Francesco Totti i Mirko Vuninic to praktycznie jedyni napastnicy AS Romy, którzy są w stanie wpływać na wyniki zespołu. Dlatego też działacze "Giallorossich" rozglądają się za nowymi nabytkami.


Udostępnij na Udostępnij na

Rzymskiego klubu nie stać na wydanie ogromnej sumy i zapewnienie wysokiego kontraktu. Tym samym do klubu nie trafią raczej piłkarze z górnej półki. Dlatego też działacze szukają rozwiązań alternatywnych.
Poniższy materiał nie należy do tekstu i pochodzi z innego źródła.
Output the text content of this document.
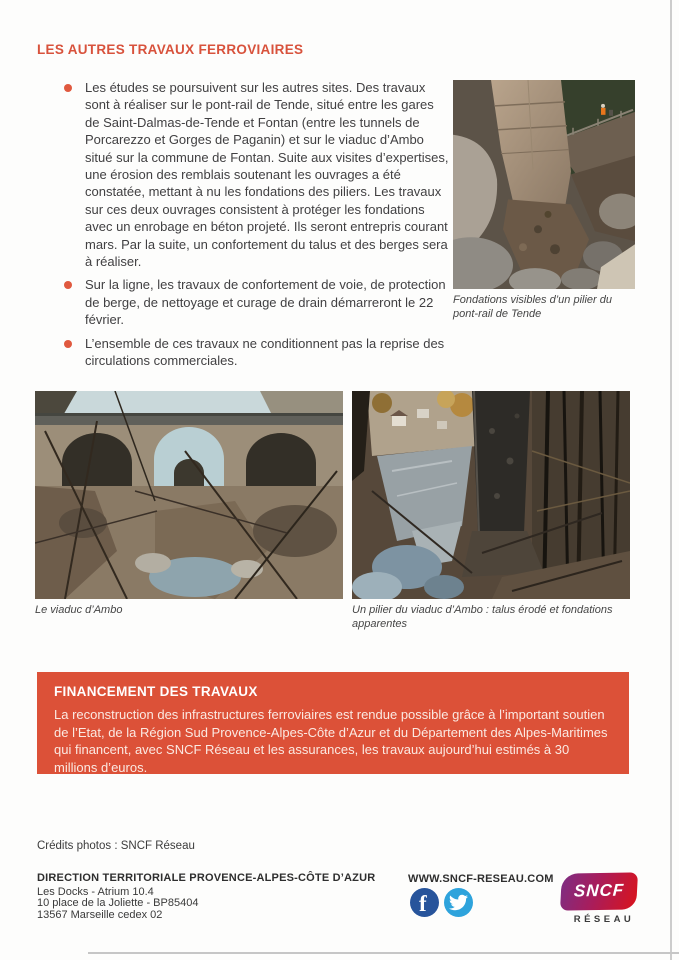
LES AUTRES TRAVAUX FERROVIAIRES

Les études se poursuivent sur les autres sites. Des travaux sont à réaliser sur le pont-rail de Tende, situé entre les gares de Saint-Dalmas-de-Tende et Fontan (entre les tunnels de Porcarezzo et Gorges de Paganin) et sur le viaduc d’Ambo situé sur la commune de Fontan. Suite aux visites d’expertises, une érosion des remblais soutenant les ouvrages a été constatée, mettant à nu les fondations des piliers. Les travaux sur ces deux ouvrages consistent à protéger les fondations avec un enrobage en béton projeté. Ils seront entrepris courant mars. Par la suite, un confortement du talus et des berges sera à réaliser.

Sur la ligne, les travaux de confortement de voie, de protection de berge, de nettoyage et curage de drain démarreront le 22 février.

L’ensemble de ces travaux ne conditionnent pas la reprise des circulations commerciales.

Fondations visibles d’un pilier du pont-rail de Tende
Le viaduc d’Ambo	Un pilier du viaduc d’Ambo : talus érodé et fondations apparentes
FINANCEMENT DES TRAVAUX

La reconstruction des infrastructures ferroviaires est rendue possible grâce à l’important soutien de l’Etat, de la Région Sud Provence-Alpes-Côte d’Azur et du Département des Alpes-Maritimes qui financent, avec SNCF Réseau et les assurances, les travaux aujourd’hui estimés à 30 millions d’euros.

Crédits photos : SNCF Réseau

DIRECTION TERRITORIALE PROVENCE-ALPES-CÔTE D’AZUR
Les Docks - Atrium 10.4
10 place de la Joliette - BP85404
13567 Marseille cedex 02
WWW.SNCF-RESEAU.COM
f
SNCF
RÉSEAU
Wśród wymienianych graczy padają nazwiska Ruuda Van Nisterlooy’a oraz Lukasa Podolskiego. Na pewno jednak żaden z nich nie trafi do Rzymu już w styczniu, ale najwcześniej po zakończeniu obecnego sezonu.

Van Nisterlooy jest kontuzjowany i w obecnym sezonie już nie zagra. „Królewscy” sprowadzili w jego miejsce innego Holendra, Klaas-Jana Huntelaara. Niewykluczone, że jeśli 25-letni napastnik spełni pokładane w nim oczekiwania, to Van Nisterlooy stanie się w klubie zbędny. Problemem może być jednak wysoki kontrakt zawodnika. By przejść do Romy, będzie musiał swoje wymagania finansowe obniżyć.

Z kolei Podolski od dawna narzeka na swoją sytuację w Bayernie Monachium. Wobec świetnej dyspozycji Luki Toniego i Miroslava Klose, pochodzący z Gliwic zawodnik grywa ogony lub nawet nie wstaje z ławki rezerwowych. A klub ściąga jeszcze Ivicę Olicia… Niewykluczone więc, że 23-letni napastnik przystanie na propozycję z Włoch, jednak na przeszkodzie mogą stanąć działacze klubu z Bawarii. Nieraz bowiem odrzucali już propozycje dotyczące Niemca.